Why this series: I talk about safety planning a lot because I'm a domestic violence advocate and the women who come to the nonprofit where I offer my time are trying to modify or leave relationships that have more than the usual problems. Yet the response I often get, even from someone who has just been in court asking for a Restraining Order against her spouse (same thing as a Protective Order), is "No, I don't need to do any safety planning. I have it covered."
Time passes, and without fail, there's another incident, usually something that could have been prevented or at least made unlikely with some prior actions on our client's part, yet even then safety planning is far from her thoughts. She's shocked, rattled, dismayed, can't quite believe the new situation. Safety planning still remains a hard sell.
I feel frustrated and helpless. Now is not the time to tell the woman in front of me "Why didn't you listen to me? We could have taken some simple steps to protect your property (privacy, money, or whatever)." This series of articles on safety planning, to be honest, is as much to calm my frustration as it is to give you a heads up about protecting yourself. Let's hope both of us get some benefit from the information that follows.
SAFETY PLANNING PREVENTS MESSES THAT ARE HARD TO CLEAN UP
Situation: Brenda is faced with the possibility that she may not be able to salvage her 10-year marriage to Brad, who has lost his promising career and responded to the stress by becoming unpredictable, hostile, and, Brenda suspects, using drugs, maybe meth or cocaine. She asks him to leave and he goes to stay with a friend, leaving her and two school-aged children in the family home.

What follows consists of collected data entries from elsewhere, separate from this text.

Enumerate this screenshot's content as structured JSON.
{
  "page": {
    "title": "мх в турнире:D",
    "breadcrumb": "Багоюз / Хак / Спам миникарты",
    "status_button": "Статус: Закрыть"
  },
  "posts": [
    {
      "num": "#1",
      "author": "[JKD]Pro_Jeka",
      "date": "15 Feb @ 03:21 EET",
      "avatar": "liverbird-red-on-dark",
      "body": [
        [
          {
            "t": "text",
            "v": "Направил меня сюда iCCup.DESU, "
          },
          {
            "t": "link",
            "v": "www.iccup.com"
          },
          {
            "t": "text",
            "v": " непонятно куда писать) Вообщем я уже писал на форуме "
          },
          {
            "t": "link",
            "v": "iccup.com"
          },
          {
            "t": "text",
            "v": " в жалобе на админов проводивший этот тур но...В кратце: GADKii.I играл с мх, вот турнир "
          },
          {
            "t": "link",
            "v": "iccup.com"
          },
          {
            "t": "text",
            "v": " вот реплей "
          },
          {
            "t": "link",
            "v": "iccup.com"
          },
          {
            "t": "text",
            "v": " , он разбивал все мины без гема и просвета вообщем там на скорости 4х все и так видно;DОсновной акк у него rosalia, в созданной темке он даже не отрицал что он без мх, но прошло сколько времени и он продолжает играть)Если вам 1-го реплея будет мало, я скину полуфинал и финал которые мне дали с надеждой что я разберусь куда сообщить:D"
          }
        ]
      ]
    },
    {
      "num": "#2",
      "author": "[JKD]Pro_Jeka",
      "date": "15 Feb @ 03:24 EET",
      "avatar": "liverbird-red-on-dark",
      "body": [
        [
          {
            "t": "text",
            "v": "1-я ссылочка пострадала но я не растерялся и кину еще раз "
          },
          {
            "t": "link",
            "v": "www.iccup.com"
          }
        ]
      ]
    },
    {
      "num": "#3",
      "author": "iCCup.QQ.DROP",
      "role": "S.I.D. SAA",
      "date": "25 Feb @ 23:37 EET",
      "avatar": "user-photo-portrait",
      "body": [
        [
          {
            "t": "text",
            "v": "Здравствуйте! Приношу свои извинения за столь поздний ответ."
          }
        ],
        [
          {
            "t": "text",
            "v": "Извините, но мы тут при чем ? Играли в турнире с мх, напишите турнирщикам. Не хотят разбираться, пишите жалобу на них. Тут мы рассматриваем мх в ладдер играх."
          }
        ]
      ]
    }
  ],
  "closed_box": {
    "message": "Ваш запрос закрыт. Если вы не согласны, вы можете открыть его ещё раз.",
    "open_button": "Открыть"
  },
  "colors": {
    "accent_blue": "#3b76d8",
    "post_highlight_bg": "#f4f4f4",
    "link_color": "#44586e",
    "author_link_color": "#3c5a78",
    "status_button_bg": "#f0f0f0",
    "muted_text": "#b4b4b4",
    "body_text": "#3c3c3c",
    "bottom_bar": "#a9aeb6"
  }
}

Brad misses the children, so Brenda allows him to visit them on Saturday afternoon while she goes out. While she is absent, and in front of the children, Brad packs and moves valuable items from the home, including some of the children's toys. On Brenda's return, he says he wants the children to have some of their things at his new place, and besides half of everything belongs to him so he can do whatever he wants. Brenda is horrified, and now has to deal with two confused and upset children, who do not understand why Dad took their toys.
Later, Brenda realizes that all the money from the children's college account is missing, and that Brad went into her computer and deleted or copied things from the hard drive. A few weeks later, Brenda realizes she is not getting any mail. At the post office, she discovers Brad put in a change of address for the family and all mail is now going to his friend's house.
Brenda feels violated and is in a state of panic. She doesn't know what Brad will do next. She retains a divorce attorney, who refers her to a domestic violence services organization near her. Things will get worse before they get better, but at least Brenda is making a start at getting an out-of-control situation toward a more stable "new normal".